Actually, this was to third gup in Combat Hapkido.

I still have a lot of tightening up of a couple Palgwes before I think I'll be considered for second gup in TKD.


----------



## stickarts (May 2, 2007)

congrats!!!


----------



## jim777 (May 2, 2007)

Congrats, that's awesome news! I've heard nothing but good things about Combat Hapkido, and I've got a seminar coming up next week (my first) in it that I've been looking forward to for weeks. Again, great news!

jim


----------



## Xue Sheng (May 2, 2007)

CONGRATULATIONS​


----------



## JBrainard (May 2, 2007)

That's awesome dude, congrats!


----------



## IcemanSK (May 2, 2007)

Congratulations!


----------



## Jade Tigress (May 2, 2007)

Awesome! Congratulations!!!! :asian: :asian: :asian:


----------



## jungkihapkidoamerica (May 2, 2007)

*Congratulations on passing your recent test!*


----------



## jdinca (May 2, 2007)

Wahoo!!! artyon:


----------



## Greg King (May 2, 2007)

CONGRATS!!!!!!:ultracool


----------



## exile (May 2, 2007)

crushing said:


> Actually, this was to third gup in Combat Hapkido.
> 
> I still have a lot of tightening up of a couple Palgwes before I think I'll be considered for second gup in TKD.

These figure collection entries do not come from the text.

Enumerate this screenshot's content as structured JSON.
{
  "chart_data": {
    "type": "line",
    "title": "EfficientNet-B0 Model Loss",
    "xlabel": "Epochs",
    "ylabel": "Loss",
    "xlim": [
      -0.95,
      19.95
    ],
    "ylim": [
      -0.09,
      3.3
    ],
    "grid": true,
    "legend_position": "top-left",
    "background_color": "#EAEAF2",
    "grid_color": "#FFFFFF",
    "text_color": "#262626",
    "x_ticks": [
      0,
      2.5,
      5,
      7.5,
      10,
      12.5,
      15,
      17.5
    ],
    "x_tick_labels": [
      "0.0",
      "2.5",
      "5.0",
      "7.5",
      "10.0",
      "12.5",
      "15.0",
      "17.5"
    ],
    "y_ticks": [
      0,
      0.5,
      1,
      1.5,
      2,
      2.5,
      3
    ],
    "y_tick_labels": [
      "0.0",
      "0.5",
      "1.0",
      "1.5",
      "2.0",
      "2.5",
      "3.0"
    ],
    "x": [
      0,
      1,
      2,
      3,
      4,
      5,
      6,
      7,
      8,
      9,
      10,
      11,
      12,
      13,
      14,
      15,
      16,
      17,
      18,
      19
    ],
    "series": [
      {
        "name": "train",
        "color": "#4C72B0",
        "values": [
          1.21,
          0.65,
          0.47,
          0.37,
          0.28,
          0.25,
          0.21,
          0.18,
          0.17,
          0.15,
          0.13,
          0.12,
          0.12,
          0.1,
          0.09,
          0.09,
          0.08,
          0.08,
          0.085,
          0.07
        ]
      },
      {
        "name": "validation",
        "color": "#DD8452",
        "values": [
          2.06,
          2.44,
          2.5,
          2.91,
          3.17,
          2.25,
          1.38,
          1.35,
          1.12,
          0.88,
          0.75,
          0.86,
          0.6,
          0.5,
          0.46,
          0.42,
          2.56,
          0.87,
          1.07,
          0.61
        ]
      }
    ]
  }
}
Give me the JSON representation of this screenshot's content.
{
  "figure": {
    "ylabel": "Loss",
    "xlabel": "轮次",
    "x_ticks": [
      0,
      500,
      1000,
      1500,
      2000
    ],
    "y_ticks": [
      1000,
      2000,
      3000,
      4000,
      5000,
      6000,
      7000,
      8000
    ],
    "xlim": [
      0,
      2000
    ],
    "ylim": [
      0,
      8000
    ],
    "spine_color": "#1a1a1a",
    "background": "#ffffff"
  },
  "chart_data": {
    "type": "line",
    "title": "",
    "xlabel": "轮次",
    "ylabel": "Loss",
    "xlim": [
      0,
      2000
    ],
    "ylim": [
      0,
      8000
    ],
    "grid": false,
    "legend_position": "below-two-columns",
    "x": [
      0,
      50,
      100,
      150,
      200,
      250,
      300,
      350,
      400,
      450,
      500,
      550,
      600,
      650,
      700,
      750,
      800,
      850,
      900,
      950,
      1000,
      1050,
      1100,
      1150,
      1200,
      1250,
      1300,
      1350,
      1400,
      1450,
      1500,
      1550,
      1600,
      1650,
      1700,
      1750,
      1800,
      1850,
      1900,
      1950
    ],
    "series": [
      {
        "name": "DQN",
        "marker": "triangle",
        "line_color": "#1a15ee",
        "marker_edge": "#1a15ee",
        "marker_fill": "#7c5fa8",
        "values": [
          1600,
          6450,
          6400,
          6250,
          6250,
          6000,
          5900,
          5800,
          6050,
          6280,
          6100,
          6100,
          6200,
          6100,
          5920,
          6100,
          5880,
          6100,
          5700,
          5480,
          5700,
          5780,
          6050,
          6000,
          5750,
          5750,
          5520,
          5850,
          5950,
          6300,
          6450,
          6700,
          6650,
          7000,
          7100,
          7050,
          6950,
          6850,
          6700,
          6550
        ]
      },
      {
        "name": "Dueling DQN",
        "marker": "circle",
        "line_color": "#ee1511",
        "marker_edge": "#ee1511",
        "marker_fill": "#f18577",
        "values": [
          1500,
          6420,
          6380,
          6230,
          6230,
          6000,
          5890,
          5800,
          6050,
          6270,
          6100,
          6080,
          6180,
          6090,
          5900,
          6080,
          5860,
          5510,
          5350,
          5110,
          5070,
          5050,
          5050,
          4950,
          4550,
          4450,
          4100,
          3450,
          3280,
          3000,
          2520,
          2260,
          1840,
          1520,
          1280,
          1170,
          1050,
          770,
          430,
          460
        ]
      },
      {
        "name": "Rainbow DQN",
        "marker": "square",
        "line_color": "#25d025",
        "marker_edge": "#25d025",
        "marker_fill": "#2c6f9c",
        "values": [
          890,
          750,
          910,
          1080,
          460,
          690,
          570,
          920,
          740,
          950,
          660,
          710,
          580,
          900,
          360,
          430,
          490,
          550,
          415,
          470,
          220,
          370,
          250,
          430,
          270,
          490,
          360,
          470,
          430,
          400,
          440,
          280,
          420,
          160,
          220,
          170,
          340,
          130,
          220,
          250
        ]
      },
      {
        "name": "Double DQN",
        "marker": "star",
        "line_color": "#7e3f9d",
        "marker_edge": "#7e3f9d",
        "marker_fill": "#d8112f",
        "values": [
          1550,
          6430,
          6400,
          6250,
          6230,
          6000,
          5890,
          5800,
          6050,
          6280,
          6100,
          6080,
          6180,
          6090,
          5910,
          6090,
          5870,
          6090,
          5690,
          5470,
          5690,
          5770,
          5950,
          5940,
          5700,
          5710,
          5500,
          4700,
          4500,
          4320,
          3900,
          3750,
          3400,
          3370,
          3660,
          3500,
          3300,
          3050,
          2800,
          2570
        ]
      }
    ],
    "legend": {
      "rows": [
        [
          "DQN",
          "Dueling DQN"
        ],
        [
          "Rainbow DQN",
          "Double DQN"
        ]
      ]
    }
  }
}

I have to say, CR, I'm a bit relieved. I'm quite happy with the TKD curriculum at my school, but looking at all the grappling and ground stuff you mentioned to get to red, I started wondering, how come I got to red, 2nd gup, and never once had to do anything involving ground escapes and so on? Of course, given that it's CH, that makes sense...

Speaking of combat Hapkido, I'm going to be at a seminar near Cleveland on Saturday that Drac's putting on featuring John Pelligrini. I'm really looking forward to learning a little bit about CH...


----------



## bluemtn (May 2, 2007)

*WAY TO GO, CRUSHING!  Definitely a well earned one, from the sounds of it...*


----------



## crushing (May 2, 2007)

exile said:


> I have to say, CR, I'm a bit relieved. I'm quite happy with the TKD curriculum at my school, but looking at all the grappling and ground stuff you mentioned to get to red, I started wondering, how come I got to red, 2nd gup, and never once had to do anything involving ground escapes and so on? Of course, given that it's CH, that makes sense...
> 
> Speaking of combat Hapkido, I'm going to be at a seminar near Cleveland on Saturday that Drac's putting on featuring John Pelligrini. I'm really looking forward to learning a little bit about CH...


 
My TKD teacher is also a high school wrestling coach and has a few MMA fights under his belt, so we actually get a good dose of takedowns, grappling, and ground fighting in my TKD class.  

Another cool thing is that our organization has a relationship with Dan Severn and at least once a year we have the opportunity to train with The Beast for a few hours at his gym in Coldwater.

I was really hoping to be able to make it to Drac's seminar this weekend, but I have other obligations.  Have a good time with that!


----------



## Drac (May 3, 2007)

CONGRATS!!!!!


----------



## Brian R. VanCise (May 3, 2007)

*Congratulations!*


----------